The results from the drilling in 2020 warrant follow-up. VR intends complete follow-up drilling in the second half of 2021 seeking rare earth metals and copper and gold mineralization which are similar in style but stronger in intensity compared to that discovered in holes HK20-002 and 004 in the maiden drill program in October, 2020.
Based on the well-established high density character of the copper and niobium-thorium-REE mineralization at H-K, a detailed ground-gravity survey was completed over the core of the H-K complex in March, 2021, in order to identify potential areas of high density. The survey covers an area of approximately 1.5 x 3.5 km’s, with 599 stations completed on an equant grid station spacing of 100 metres. The focus is on magnetic anomalies and magnetic boundaries which are attributed to hydrothermal alteration and formation and/or destruction of magnetite along the margins of the large syenite body that forms the core to the polyphase complex at H-K and, along with late phonolite and sovite dykes, drives alteration and brecciation of the marginal phases of the complex.
The company will complete 3D inversion processing and modeling of the gravity data upon completion of the field survey. It is anticipated that the results of the gravity survey will provide the key exploration vectors for discovery in follow-up to the intersections obtained in 2020.
Cost-effective drilling at Hecla-Kilmer and Ranoke are facilitated by a road-accessible camp located nearby at Otter Rapids, the Ontario hydro-electric facility located at the northern terminus of Highway 634. The Northern Ontario Railroad servicing Moosonee on the shores of James Bay is located < 25 km’s from both properties.
Both the Ranoke and Hecla-Kilmer properties are centered on large magnetic anomalies associated with regional gravity features which occur along the western margin of the Kapuskasing Structural Zone, a long-lived, crustal-scale fault zone with bisects the Archean Superior craton between James Bay and Lake Superior, and hosts numerous alkaline, ultrabasic and carbonatite intrusions and kimberlites which span more than 1.6 billion years of activity. This tectonic setting is prospective for the development of large IOCG or carbonatite-hosted copper-gold hydrothermal breccia systems.
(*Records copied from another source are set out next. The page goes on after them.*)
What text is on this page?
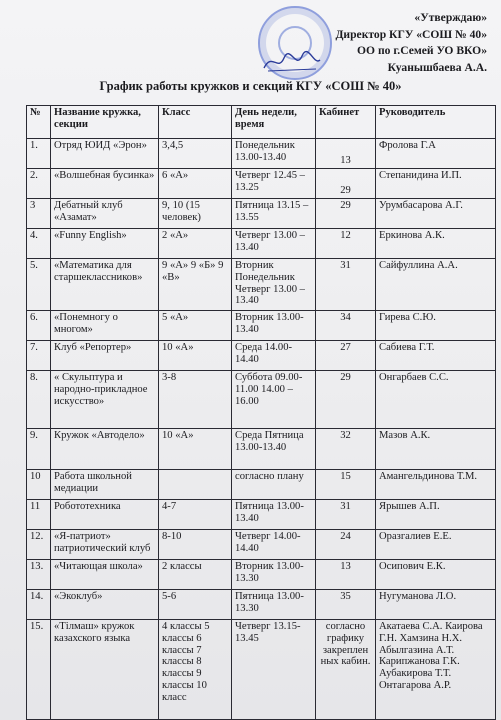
«Утверждаю»
Директор КГУ «СОШ № 40»
ОО по г.Семей УО ВКО»
Куанышбаева А.А.
График работы кружков и секций КГУ «СОШ № 40»
№	Название кружка, секции	Класс	День недели, время	Кабинет	Руководитель
1.	Отряд ЮИД «Эрон»	3,4,5	Понедельник 13.00-13.40	13	Фролова Г.А
2.	«Волшебная бусинка»	6 «А»	Четверг 12.45 – 13.25	29	Степанидина И.П.
3	Дебатный клуб «Азамат»	9, 10 (15 человек)	Пятница 13.15 – 13.55	29	Урумбасарова А.Г.
4.	«Funny English»	2 «А»	Четверг 13.00 – 13.40	12	Еркинова А.К.
5.	«Математика для старшеклассников»	9 «А» 9 «Б» 9 «В»	Вторник Понедельник Четверг 13.00 – 13.40	31	Сайфуллина А.А.
6.	«Понемногу о многом»	5 «А»	Вторник 13.00-13.40	34	Гирева С.Ю.
7.	Клуб «Репортер»	10 «А»	Среда 14.00-14.40	27	Сабиева Г.Т.
8.	« Скульптура и народно-прикладное искусство»	3-8	Суббота 09.00-11.00 14.00 – 16.00	29	Онгарбаев С.С.
9.	Кружок «Автодело»	10 «А»	Среда Пятница 13.00-13.40	32	Мазов А.К.
10	Работа школьной медиации		согласно плану	15	Амангельдинова Т.М.
11	Робототехника	4-7	Пятница 13.00-13.40	31	Ярышев А.П.
12.	«Я-патриот» патриотический клуб	8-10	Четверг 14.00-14.40	24	Оразгалиев Е.Е.
13.	«Читающая школа»	2 классы	Вторник 13.00-13.30	13	Осипович Е.К.
14.	«Экоклуб»	5-6	Пятница 13.00-13.30	35	Нугуманова Л.О.
15.	«Тілмаш» кружок казахского языка	4 классы 5 классы 6 классы 7 классы 8 классы 9 классы 10 класс	Четверг 13.15-13.45	согласно графику закреплен ных кабин.	Акатаева С.А. Каирова Г.Н. Хамзина Н.Х. Абылгазина А.Т. Карипжанова Г.К. Аубакирова Т.Т. Онтагарова А.Р.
Hecla-Kilmer is a large, roughly circular and concentrically zoned polyphase alkaline intrusive complex with carbonatite approximately 4 – 6 km’s across. The complex was emplaced along the regional-scale tectonic suture between two sub-provinces of the Archean Superior Craton; the volcanic-dominated Wabigoon province to the north, and the sediment-dominated Quetico province to the south.
In 1988 the Ontario Geological Survey published cursory petrographic and whole rock geochemical data for the complex based on pieces of core obtained from the historic drilling in 1970 described below. Overall, the H-K complex is cored by a large body of coarse-grained nepheline syenite which intrudes a myriad of ultra-basic and carbonatite marginal phases including olivine gabbro, essexite, ijolite, pyroxenite, with an abundance of late dykes of sovite, phonolite and lamprophyre.
The H-K carbonatite complex comes to surface, forming the top of bedrock at the base of overburden which is consistently around 40 m thick, with only local variations based on the historic and current drill holes which span most of the complex. Overburden is in the form of unusually well indurated lodgement pebble till, unsorted and even-textured throughout.
Six diamond drill holes were completed at H-K by Ashland Oil and Elgin Petroleum in 1970 as part of a regional base metal exploration program of the Paleozoic shelf carbonate succession which covers Archean basement rocks in the region. One hole was abandoned, and only 854 m were completed in total in 5 holes, all on magnetic highs in the outer zones of the H-K complex. Importantly, the historic drilling for base metals in 1970 proved that the H-K carbonatite complex comes to surface, to the base of glacial till and overburden.
Ten years later in 1981, Selco Exploration Company completed two drill holes on peripheral magnetic highs of the complex as part of a regional diamond exploration program, and intersected ultra-basic rocks and mafic breccia.
A high-resolution airborne magnetic survey was flown in the region in 1993 for diamond exploration. The survey shows clearly that Hecla-Kilmer is a concentrically zoned, high contrast magnetic anomaly 4 – 6 km’s across. Magnetic boundaries within the complex are sharply defined on RTP, 1VD and 2VD magnetic products. The historic drilling at H-K was done before this high-resolution survey, and before the discovery of the Olympic Dam copper-gold deposit in Australia and the development of the IOCG mineral deposit model, which helps explain why all five holes in 1970 were located in the outer concentric zones of the complex, and why copper-gold-fluorite hydrothermal breccia intersected in drill core in at least one of the holes was not sampled or followed up.
There has been no modern, systematic exploration or drilling of the core of the Hecla-Kilmer intrusive complex for copper and gold in the basement. The opportunity for VR is to be the first to apply modern IOCG and carbonatite mineral deposit models and the first to use modern exploration technologies to explore the core of the H-K complex for a magnetite-copper-gold-fluorite hydrothermal breccia system.